- Region: Unidentified location in northeastern Tasmania
- Ethnicity: Unidentified tribe of Tasmanians
- Extinct: 19th century
- Language family: Northeastern Tasmanian "Norman";

Language codes
- ISO 639-3: None (mis)
- Glottolog: None

= Norman Tasmanian language =

Extinct language of northeast Tasmania

A variety of aboriginal Tasmanian attested in a manuscript nicknamed the "Norman" vocabulary is identified as a distinct language in the reconstructions of Claire Bowern. The Norman vocabulary was originally compiled by Reverend James Norman of Sorell, Tasmania, and was apparently later copied by Charles Sterling.

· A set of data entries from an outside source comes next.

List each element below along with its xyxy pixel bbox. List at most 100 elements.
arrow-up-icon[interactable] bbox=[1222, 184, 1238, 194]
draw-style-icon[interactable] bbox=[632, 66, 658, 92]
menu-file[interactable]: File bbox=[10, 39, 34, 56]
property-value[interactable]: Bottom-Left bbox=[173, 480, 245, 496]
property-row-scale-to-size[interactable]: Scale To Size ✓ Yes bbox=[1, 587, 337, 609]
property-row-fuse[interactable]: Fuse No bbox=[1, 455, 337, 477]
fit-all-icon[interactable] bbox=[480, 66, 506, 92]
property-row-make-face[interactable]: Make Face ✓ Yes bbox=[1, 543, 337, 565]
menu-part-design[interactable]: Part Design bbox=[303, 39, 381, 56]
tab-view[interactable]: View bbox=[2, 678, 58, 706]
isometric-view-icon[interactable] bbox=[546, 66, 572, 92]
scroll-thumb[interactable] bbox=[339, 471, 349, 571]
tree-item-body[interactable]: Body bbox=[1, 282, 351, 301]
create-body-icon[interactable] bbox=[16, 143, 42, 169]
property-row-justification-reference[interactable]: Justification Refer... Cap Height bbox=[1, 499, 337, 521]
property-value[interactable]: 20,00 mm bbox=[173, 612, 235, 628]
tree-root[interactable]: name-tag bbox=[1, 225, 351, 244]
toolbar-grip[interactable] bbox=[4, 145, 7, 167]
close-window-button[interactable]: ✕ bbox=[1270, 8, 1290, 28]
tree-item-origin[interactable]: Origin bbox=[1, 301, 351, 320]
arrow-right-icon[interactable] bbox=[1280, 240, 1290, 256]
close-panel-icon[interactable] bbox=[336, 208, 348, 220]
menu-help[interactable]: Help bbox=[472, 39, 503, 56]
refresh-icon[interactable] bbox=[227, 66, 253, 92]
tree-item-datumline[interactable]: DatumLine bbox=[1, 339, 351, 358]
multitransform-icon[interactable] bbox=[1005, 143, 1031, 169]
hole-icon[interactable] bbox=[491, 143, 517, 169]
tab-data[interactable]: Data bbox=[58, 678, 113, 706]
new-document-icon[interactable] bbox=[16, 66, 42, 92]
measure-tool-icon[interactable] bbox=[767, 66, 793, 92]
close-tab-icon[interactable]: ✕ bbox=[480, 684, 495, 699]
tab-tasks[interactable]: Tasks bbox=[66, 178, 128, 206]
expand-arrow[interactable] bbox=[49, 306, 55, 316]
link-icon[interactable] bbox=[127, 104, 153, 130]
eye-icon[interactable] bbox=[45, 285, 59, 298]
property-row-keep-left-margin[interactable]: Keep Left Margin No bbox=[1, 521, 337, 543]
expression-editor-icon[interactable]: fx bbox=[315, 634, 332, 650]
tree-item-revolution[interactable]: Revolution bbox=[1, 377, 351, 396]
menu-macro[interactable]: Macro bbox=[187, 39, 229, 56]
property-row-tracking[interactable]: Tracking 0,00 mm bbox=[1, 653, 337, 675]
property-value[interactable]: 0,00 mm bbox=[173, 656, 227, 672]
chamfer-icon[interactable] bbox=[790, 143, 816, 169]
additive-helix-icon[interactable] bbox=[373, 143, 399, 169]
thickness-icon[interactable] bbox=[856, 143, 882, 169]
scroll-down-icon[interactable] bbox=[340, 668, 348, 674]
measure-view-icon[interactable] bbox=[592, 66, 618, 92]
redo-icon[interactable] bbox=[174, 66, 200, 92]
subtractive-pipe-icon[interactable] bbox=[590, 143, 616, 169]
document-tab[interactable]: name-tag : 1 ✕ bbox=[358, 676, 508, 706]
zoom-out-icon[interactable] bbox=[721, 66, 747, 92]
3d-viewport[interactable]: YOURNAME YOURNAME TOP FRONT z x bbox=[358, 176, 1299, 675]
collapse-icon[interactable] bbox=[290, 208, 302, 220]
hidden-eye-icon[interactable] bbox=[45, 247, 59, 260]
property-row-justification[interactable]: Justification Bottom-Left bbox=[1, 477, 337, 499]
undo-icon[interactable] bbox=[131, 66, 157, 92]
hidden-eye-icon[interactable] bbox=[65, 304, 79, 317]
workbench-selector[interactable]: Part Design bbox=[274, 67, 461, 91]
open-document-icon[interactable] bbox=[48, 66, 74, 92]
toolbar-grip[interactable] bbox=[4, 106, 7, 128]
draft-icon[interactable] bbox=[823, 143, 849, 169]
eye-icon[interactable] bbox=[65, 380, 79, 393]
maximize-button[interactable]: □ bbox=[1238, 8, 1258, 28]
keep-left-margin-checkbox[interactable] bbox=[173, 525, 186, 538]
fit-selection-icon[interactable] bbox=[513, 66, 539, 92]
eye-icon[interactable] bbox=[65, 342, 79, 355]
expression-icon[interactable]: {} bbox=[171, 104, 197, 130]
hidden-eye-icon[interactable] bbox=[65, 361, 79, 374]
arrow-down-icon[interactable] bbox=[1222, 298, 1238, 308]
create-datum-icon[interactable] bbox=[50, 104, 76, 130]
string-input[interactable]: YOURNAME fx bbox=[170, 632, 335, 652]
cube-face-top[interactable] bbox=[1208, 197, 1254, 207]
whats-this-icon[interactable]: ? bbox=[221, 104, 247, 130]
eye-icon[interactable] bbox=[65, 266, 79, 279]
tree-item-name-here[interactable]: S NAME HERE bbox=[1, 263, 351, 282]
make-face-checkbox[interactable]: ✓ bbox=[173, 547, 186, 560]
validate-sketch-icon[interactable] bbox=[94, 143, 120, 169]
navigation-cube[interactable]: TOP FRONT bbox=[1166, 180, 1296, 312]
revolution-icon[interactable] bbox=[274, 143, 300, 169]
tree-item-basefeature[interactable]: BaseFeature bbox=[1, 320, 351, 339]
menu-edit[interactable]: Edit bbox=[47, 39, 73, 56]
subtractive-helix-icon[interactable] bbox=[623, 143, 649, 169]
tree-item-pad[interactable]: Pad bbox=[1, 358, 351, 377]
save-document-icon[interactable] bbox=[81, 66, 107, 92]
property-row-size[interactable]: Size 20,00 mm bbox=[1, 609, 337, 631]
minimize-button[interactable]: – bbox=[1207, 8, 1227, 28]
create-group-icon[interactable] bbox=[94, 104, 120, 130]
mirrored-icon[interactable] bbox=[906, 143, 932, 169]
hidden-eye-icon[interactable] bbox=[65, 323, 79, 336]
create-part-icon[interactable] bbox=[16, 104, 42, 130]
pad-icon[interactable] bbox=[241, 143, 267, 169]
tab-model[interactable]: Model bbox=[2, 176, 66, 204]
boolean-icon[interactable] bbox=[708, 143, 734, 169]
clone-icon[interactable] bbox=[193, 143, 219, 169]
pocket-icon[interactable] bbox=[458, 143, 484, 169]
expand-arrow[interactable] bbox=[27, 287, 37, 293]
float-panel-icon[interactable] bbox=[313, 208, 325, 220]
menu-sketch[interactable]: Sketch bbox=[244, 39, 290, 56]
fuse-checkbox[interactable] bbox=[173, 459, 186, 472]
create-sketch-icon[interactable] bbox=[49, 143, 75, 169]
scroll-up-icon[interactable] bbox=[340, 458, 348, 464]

The list of 386 words was handwritten in Sorell, Tasmania in the 19th century by Charles Sterling, who was George Augustus Robinson's clerk from 1829 to 1832. The language was presumably spoken somewhere in the northeast of Tasmania, but the original location of the speakers was not recorded.

Plomley (1976) lists a few different versions of the '"Norman" vocabulary:
- ‘The Norman vocabulary’: manuscript in the archives of the Royal Society of Tasmania, now deposited with the University of Tasmania, Hobart.
- ‘The Norman vocabulary’: published by Edward Micklethwaite Curr in The Australian race, vol. 3, pp. 611-616 (1887).
- ‘The Norman vocabulary’: published by the Royal Society of Tasmania in its Papers and Proceedings, for 1910, pp. 333-342 (1911), with a commentary by H. B. Ritz (pp. 343-345).